13

A couple of years ago I started writing an interpreter for a little Domain Specific Language which included programmer-defined functions.

At first I implemented variable scope using a simple stack of symbol-tables. But now I want to move to proper lexical scoping (with the option of closures). Can anyone explain the data-structure and algorithm behind lexical scope?

Kevin Reid
  • 37,492
  • 13
  • 80
  • 108
interstar
  • 26,048
  • 36
  • 112
  • 180

5 Answers5

12

To get correct lexical scoping and closures in an interpreter, all you need to do is follow these rules:

  • In your interpreter, variables are always looked up in an environment table passed in by the caller or kept as a variable, not some global env-stack. The signature of your eval operation is like eval(expression, env) => value.
  • When interpreted code calls a function, the environment is NOT passed to that function. The signature of your function application operation is like apply(function, arguments) => value.
  • When an interpreted function is called, the environment its body is evaluated in is the environment in which the function definition was made, and has nothing whatsoever to do with the caller. So if you have a local function, then it is a closure, that is, a data structure containing fields {function definition, env-at-definition-time}.

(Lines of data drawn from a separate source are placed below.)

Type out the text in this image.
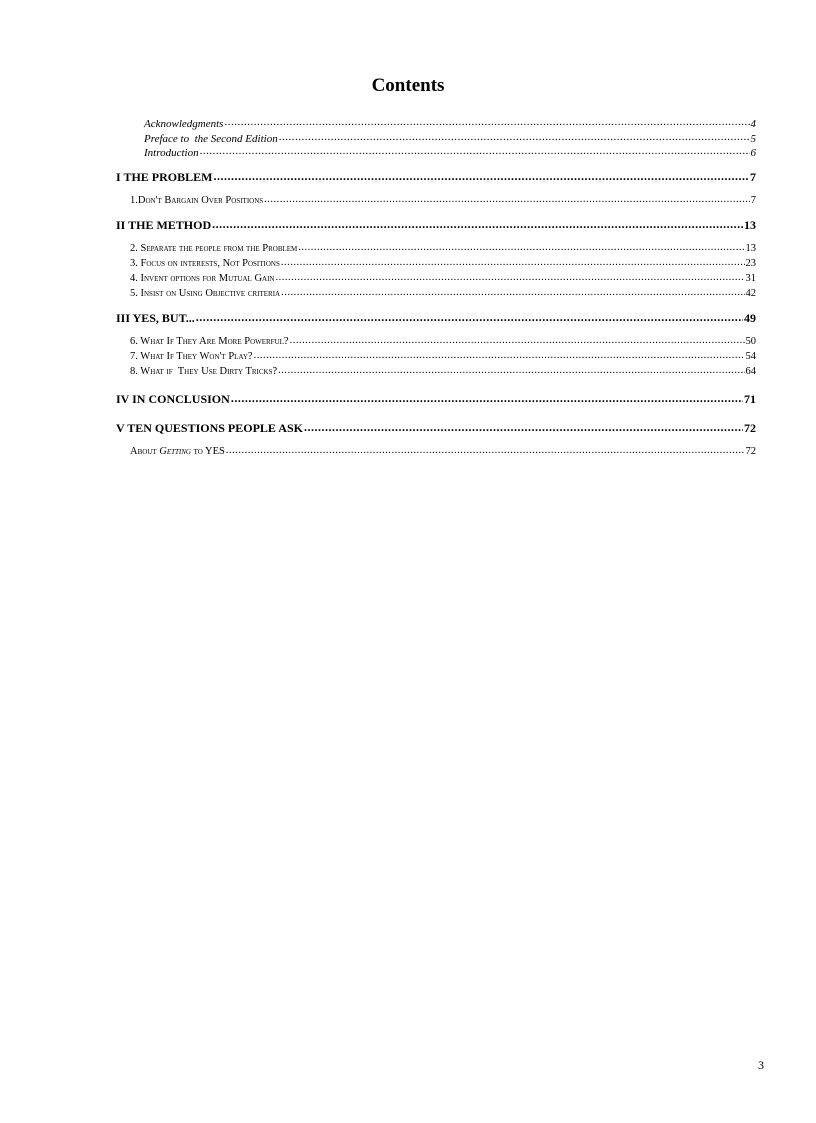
Contents
Acknowledgments .....	4
Preface to  the Second Edition .....	5
Introduction .....	6
I THE PROBLEM .....	7
1.Don't Bargain Over Positions .....	7
II THE METHOD .....	13
2. Separate the people from the Problem .....	13
3. Focus on interests, Not Positions .....	23
4. Invent options for Mutual Gain .....	31
5. Insist on Using Objective criteria .....	42
III YES, BUT... .....	49
6. What If They Are More Powerful? .....	50
7. What If They Won't Play? .....	54
8. What if  They Use Dirty Tricks? .....	64
IV IN CONCLUSION .....	71
V TEN QUESTIONS PEOPLE ASK .....	72
About Getting to YES .....	72
3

To expand on that last bit in Python-ish syntax:

x = 1
return lambda y: x + y

should be executed as if it were

x = 1
return make_closure(<AST for "lambda y: x + y">, {"x": x})

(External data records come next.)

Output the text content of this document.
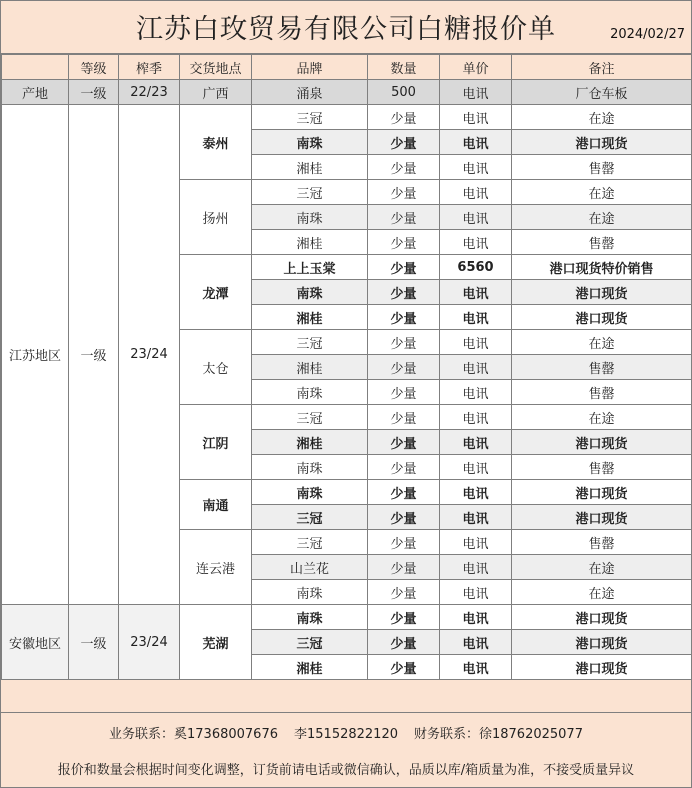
江苏白玫贸易有限公司白糖报价单	2024/02/27
	等级	榨季	交货地点	品牌	数量	单价	备注
产地	一级	22/23	广西	涌泉	500	电讯	厂仓车板
江苏地区	一级	23/24	泰州	三冠	少量	电讯	在途
				南珠	少量	电讯	港口现货
				湘桂	少量	电讯	售罄
			扬州	三冠	少量	电讯	在途
				南珠	少量	电讯	在途
				湘桂	少量	电讯	售罄
			龙潭	上上玉棠	少量	6560	港口现货特价销售
				南珠	少量	电讯	港口现货
				湘桂	少量	电讯	港口现货
			太仓	三冠	少量	电讯	在途
				湘桂	少量	电讯	售罄
				南珠	少量	电讯	售罄
			江阴	三冠	少量	电讯	在途
				湘桂	少量	电讯	港口现货
				南珠	少量	电讯	售罄
			南通	南珠	少量	电讯	港口现货
				三冠	少量	电讯	港口现货
			连云港	三冠	少量	电讯	售罄
				山兰花	少量	电讯	在途
				南珠	少量	电讯	在途
安徽地区	一级	23/24	芜湖	南珠	少量	电讯	港口现货
				三冠	少量	电讯	港口现货
				湘桂	少量	电讯	港口现货
业务联系：奚17368007676 李15152822120 财务联系：徐18762025077
报价和数量会根据时间变化调整，订货前请电话或微信确认，品质以库/箱质量为准，不接受质量异议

where the second dict argument may be just the current-env rather than a data structure constructed at that time. (On the other hand, retaining the entire env rather than just the closed-over variables can mean programs have surprising memory leaks because closures are holding onto things the don't need. This is worth fixing in any 'practical' language implementation but not when you are just experimenting with language semantics.)

Kevin Reid
  • 37,492
  • 13
  • 80
  • 108
7

There are many different ways to implement lexical scoping. Here are some of my favorites:

  • If you don't need super-fast performance, use a purely functional data structure to implement your symbol tables, and represent a nested function by a pair containing a pointer to the code and a pointer to the symbol table.

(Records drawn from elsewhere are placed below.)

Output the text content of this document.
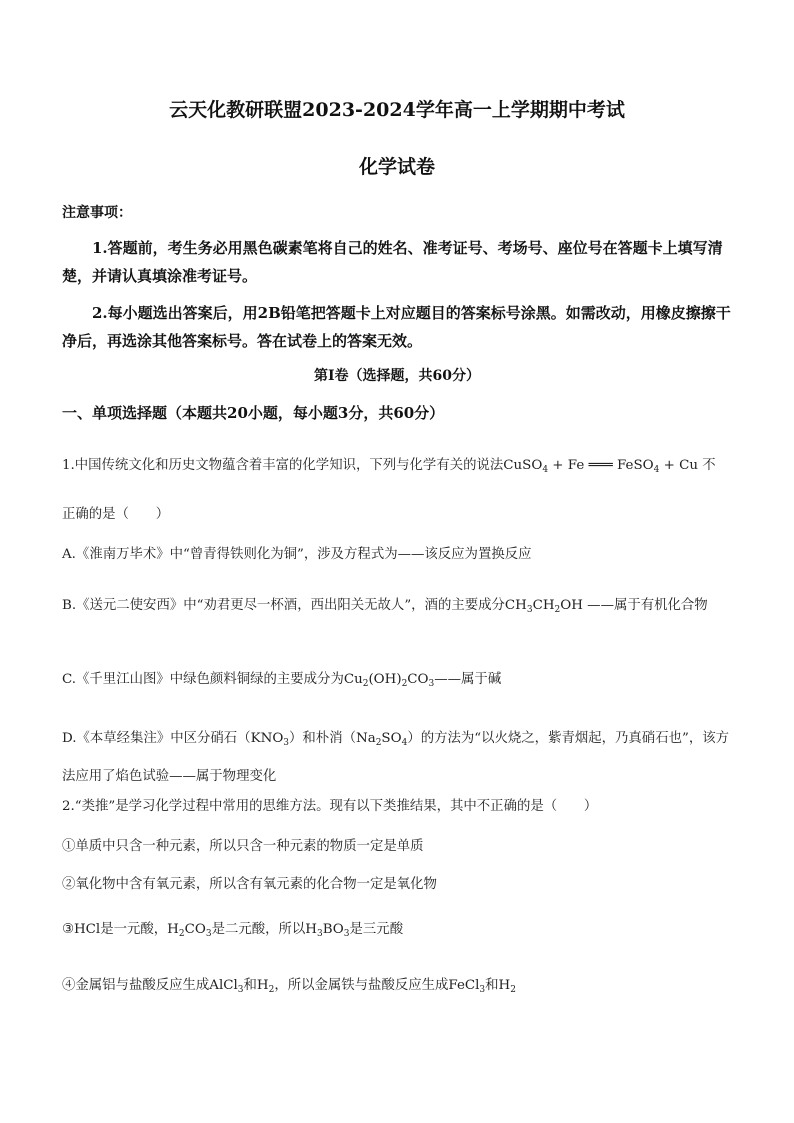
云天化教研联盟2023-2024学年高一上学期期中考试
化学试卷
注意事项：
1.答题前，考生务必用黑色碳素笔将自己的姓名、准考证号、考场号、座位号在答题卡上填写清楚，并请认真填涂准考证号。
2.每小题选出答案后，用2B铅笔把答题卡上对应题目的答案标号涂黑。如需改动，用橡皮擦擦干净后，再选涂其他答案标号。答在试卷上的答案无效。
第Ⅰ卷（选择题，共60分）
一、单项选择题（本题共20小题，每小题3分，共60分）
1.中国传统文化和历史文物蕴含着丰富的化学知识，下列与化学有关的说法CuSO$_4$ + Fe ═══ FeSO$_4$ + Cu 不
正确的是（　　）
A.《淮南万毕术》中“曾青得铁则化为铜”，涉及方程式为——该反应为置换反应
B.《送元二使安西》中“劝君更尽一杯酒，西出阳关无故人”，酒的主要成分$CH_3CH_2OH$ ——属于有机化合物
C.《千里江山图》中绿色颜料铜绿的主要成分为$Cu_2(OH)_2CO_3——$属于碱
D.《本草经集注》中区分硝石$(KNO_3)$和朴消$(Na_2SO_4)$的方法为“以火烧之，紫青烟起，乃真硝石也”，该方法应用了焰色试验——属于物理变化
2.“类推”是学习化学过程中常用的思维方法。现有以下类推结果，其中不正确的是（　　）
①单质中只含一种元素，所以只含一种元素的物质一定是单质
②氧化物中含有氧元素，所以含有氧元素的化合物一定是氧化物
③HCl是一元酸，$H_2CO_3$是二元酸，所以$H_3BO_3$是三元酸
④金属铝与盐酸反应生成AlCl$_3$和$H_2$，所以金属铁与盐酸反应生成FeCl$_3$和$H_2$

  • If you need native-code speeds, my favorite technique is described in Making a Fast Curry by Simon Marlow and Simon Peyton Jones.

  • If you need native-code speeds, but curried functions are not that important, consider closure-passing style.

Norman Ramsey
  • 198,648
  • 61
  • 360
  • 533
  • The paper about currying appears to be inappropriately informal sometimes. For instance, see the 2nd sentence of the last paragraph of the 2nd section: __"The call is to a *known function* — one whose definition the compiler can “see” "__. By "see", they mean that the function appears in the lexical scope where it is used. Otherwise, I guess it's a good read if you're like me trying to figure out how to make an interpreter. – ljleb May 06 '20 at 06:21
3

Read The implementation of Lua 5.0 for instance.

lhf
  • 70,581
  • 9
  • 108
  • 149
1

There is no single right way to do this. The important thing is to clearly state the semantics that you are looking to provide, and then the data structures and algorithms will follow.

bmargulies
  • 97,814
  • 39
  • 186
  • 310
  • 2
    Sure. I can always try to derive the whole thing myself. :-) But for many well understood programming tasks, there are usually existing solutions that are already known and widely taught and adopted, no? – interstar Mar 05 '10 at 03:32
  • 1
    The book referenced in the comment to your question, or the famous book with the dragon on the cover, will take care of that. – bmargulies Mar 05 '10 at 12:31
1

Stroustrup implemented this in the first C++ compiler simply with one symbol table per scope, and a chaining rule that followed scopes outwards until a definition is found. How this works exactly depends on your precise semantics. Make sure you nail those down first.

Knuth in The Art of Computer Programming, Vol 1, gives an algorithm for a Cobol symbol table whereby scoping is done via links.

user207421
  • 305,947
  • 44
  • 307
  • 483